Initial Disclosures and Discovery: This is the process of acquiring and exchanging information between the parties.
- Initial disclosures include financial declarations, tax returns, income verification, and other backup documents.
- Petitioner must be prompt in providing disclosures 14 days after service; and,
- Respondent must provide his or hers 42 days after filing of the first answer to the complaint or within 28 days after that defendant’s appearance, whichever is later.
- Discovery may consist of interrogatories (questions), requests for documents, requests for admissions and, possibly depositions (a formal question of a witness or party), as well as the gathering of information from experts.

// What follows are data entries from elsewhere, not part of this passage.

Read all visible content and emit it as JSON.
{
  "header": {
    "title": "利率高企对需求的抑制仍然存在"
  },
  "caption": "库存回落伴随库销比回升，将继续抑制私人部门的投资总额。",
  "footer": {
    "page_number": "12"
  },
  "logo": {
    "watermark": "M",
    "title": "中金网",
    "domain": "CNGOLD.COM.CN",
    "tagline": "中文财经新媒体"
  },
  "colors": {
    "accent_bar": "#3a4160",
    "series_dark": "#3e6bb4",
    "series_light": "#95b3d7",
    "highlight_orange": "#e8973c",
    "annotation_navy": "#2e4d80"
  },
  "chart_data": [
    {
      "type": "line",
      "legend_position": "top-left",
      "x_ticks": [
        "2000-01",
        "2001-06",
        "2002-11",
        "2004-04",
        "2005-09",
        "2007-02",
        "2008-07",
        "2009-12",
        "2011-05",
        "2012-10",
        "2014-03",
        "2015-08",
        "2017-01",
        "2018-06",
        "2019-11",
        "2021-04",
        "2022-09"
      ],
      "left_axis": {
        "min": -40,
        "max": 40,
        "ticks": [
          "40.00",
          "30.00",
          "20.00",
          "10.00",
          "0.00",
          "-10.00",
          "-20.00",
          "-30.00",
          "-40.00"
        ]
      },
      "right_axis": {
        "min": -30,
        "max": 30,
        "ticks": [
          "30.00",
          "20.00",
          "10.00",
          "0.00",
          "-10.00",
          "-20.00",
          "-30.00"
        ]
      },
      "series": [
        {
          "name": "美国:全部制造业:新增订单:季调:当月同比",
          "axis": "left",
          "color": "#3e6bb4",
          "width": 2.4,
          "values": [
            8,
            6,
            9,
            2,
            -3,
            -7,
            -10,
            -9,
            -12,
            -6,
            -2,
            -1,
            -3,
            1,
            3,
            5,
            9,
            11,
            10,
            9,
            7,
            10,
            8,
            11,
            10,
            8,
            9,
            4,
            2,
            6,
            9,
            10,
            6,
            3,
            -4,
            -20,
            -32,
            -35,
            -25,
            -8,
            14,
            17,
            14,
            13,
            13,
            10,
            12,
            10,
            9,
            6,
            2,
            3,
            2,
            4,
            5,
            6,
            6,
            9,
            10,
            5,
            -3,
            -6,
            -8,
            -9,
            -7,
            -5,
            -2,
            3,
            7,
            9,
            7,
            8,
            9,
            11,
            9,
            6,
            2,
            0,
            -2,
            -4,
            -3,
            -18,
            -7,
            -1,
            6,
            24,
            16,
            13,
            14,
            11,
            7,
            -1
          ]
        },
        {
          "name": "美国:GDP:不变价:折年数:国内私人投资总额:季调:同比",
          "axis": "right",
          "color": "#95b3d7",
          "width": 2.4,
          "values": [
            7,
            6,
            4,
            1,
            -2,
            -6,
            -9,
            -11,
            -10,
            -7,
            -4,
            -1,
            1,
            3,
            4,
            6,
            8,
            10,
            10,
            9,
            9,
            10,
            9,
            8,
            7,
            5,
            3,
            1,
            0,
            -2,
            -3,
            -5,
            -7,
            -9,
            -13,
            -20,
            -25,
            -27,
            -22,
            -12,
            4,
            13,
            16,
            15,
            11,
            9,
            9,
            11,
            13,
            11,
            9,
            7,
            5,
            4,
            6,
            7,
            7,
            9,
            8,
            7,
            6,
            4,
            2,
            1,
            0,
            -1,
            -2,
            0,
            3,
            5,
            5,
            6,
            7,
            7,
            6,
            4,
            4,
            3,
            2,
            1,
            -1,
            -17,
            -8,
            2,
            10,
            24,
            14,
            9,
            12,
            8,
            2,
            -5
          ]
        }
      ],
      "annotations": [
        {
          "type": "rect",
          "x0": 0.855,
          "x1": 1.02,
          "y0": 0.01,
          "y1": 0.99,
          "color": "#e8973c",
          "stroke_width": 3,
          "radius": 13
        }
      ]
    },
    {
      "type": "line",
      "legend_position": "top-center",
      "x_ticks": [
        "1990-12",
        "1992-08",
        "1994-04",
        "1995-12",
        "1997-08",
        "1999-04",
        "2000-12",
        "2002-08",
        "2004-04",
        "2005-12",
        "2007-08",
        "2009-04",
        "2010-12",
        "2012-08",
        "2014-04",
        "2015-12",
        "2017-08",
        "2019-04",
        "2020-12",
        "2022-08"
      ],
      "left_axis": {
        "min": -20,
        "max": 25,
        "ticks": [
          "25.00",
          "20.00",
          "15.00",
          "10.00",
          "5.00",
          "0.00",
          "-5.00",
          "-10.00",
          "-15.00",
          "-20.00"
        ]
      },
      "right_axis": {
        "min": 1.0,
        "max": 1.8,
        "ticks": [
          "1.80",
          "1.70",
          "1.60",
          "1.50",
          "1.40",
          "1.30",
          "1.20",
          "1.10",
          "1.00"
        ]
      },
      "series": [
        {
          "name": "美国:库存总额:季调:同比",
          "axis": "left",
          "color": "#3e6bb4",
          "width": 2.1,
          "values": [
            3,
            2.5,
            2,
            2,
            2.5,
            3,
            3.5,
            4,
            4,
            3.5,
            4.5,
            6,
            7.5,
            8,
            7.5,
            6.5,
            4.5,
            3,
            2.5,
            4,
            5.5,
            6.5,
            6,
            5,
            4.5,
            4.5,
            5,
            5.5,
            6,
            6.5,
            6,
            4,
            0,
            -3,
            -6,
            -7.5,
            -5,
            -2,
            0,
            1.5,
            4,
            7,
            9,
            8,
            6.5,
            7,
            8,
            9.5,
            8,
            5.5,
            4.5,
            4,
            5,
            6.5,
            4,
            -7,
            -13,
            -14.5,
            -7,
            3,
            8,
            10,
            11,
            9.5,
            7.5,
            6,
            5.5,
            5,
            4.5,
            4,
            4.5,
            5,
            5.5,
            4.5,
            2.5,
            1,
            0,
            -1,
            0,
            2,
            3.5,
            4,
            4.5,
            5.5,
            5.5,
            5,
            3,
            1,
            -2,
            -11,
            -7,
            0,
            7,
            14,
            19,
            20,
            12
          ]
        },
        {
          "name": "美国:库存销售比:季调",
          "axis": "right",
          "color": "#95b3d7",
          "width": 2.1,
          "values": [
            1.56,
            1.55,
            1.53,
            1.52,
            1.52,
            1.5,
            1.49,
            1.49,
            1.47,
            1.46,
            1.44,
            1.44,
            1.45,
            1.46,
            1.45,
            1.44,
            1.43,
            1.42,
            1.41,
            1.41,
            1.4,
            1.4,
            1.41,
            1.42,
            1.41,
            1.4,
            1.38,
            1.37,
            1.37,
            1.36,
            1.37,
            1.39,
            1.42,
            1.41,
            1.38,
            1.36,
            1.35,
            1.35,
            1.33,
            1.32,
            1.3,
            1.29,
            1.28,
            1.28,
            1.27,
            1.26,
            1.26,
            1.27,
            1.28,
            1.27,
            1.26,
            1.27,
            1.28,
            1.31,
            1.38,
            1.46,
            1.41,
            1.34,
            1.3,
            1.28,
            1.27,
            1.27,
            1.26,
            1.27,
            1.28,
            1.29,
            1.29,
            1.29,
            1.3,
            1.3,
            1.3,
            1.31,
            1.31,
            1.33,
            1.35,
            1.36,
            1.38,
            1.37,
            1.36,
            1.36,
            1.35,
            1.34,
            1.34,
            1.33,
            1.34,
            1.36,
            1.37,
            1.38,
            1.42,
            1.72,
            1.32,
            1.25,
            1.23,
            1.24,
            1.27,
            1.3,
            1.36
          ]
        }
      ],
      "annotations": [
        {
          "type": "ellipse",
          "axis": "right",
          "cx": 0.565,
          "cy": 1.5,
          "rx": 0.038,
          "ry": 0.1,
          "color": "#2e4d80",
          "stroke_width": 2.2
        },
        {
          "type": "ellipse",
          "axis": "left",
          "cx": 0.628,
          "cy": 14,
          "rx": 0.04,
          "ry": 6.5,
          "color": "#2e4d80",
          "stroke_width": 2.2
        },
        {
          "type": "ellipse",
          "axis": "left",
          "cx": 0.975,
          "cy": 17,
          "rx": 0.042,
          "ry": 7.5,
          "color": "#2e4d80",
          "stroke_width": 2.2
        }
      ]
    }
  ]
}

- The timing and quantity of discovery is controlled by rule, and needs to be used wisely.
Mediation: This is the process of meeting with a trained, objective third party, usually an attorney, who attempts to facilitate an agreement between the parties. Utah requires that mediation occur before a pretrial can be requested.
Stipulation: This document is an agreement between the parties on any issue or issues, and can happen at any time, though usually does occur after mediation if the mediation was successful.
4-903 Conference: When custody is in issue and if there is a custody evaluator appointed to address custody, the court usually holds this conference where the evaluator meets with the parties and discloses the basic findings on custody. With those disclosures there may be another mediation. If there is no agreement, there may be another pretrial seheduled.
Pretrial: A pretrial is held before the commissioner (where present) or judge and if no full agreement is reached, the unresolved issues are “certified” for trial before the assigned judge. In courts where there is a commissioner, the assigned judge may hold his or her own pretrial.
Trial: When the parties cannot come to agreement, even after mediation, an evidentiary proceeding is held before the assigned judge. At this stage parties and witnesses are sworn in and testify. Trials can be held to resolve only certain questions, or the entire divorce case, and can be one day or multiple days.